Methods. In phase 1 of this two-phase study, nurses, pharmacists, and physicians used an admission medication reconciliation form to reconcile patients’ home medications on admission. The form was then reviewed by the pharmacist on the unit and by the attending physician, who reconciled the discharge medication list. The discharge medication list was compared against the patient’s home medications list, inpatient medication profile, and prescriptions documented in the electronic medical record to investigate any medication discrepancies. Pharmacists participating in the study documented and categorized medication discrepancies by the potential severity of the error. In phase 2, family medicine medical residents and staff were instructed to include reconciled admission and discharge medication lists in the hospital summary.

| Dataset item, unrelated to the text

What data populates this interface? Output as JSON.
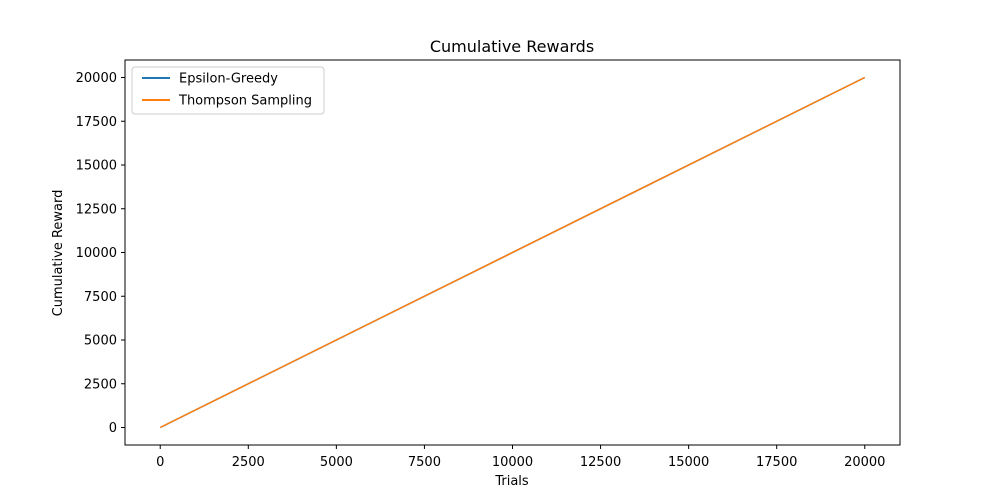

Results. A total of 102 patients formed the study sample. There was no significant difference between phase 1 and phase 2 patients in mean age, sex, and length of hospital stay. Totals of 432 and 367 admission medications required reconciliation during phase 1 and phase 2, respectively. The mean number of admission medication discrepancies decreased from 0.5 per patient in phase 1 to 0 per patient in phase 2. The mean number of discharge medication discrepancies decreased from 3.3 per patient in phase 1 to 1.8 per patient in phase 2.
Conclusion. The mean number of medication discrepancies occurring during admission and discharge decreased after a multidisciplinary medication reconciliation process was implemented in an inpatient family medicine unit of an academic hospital center.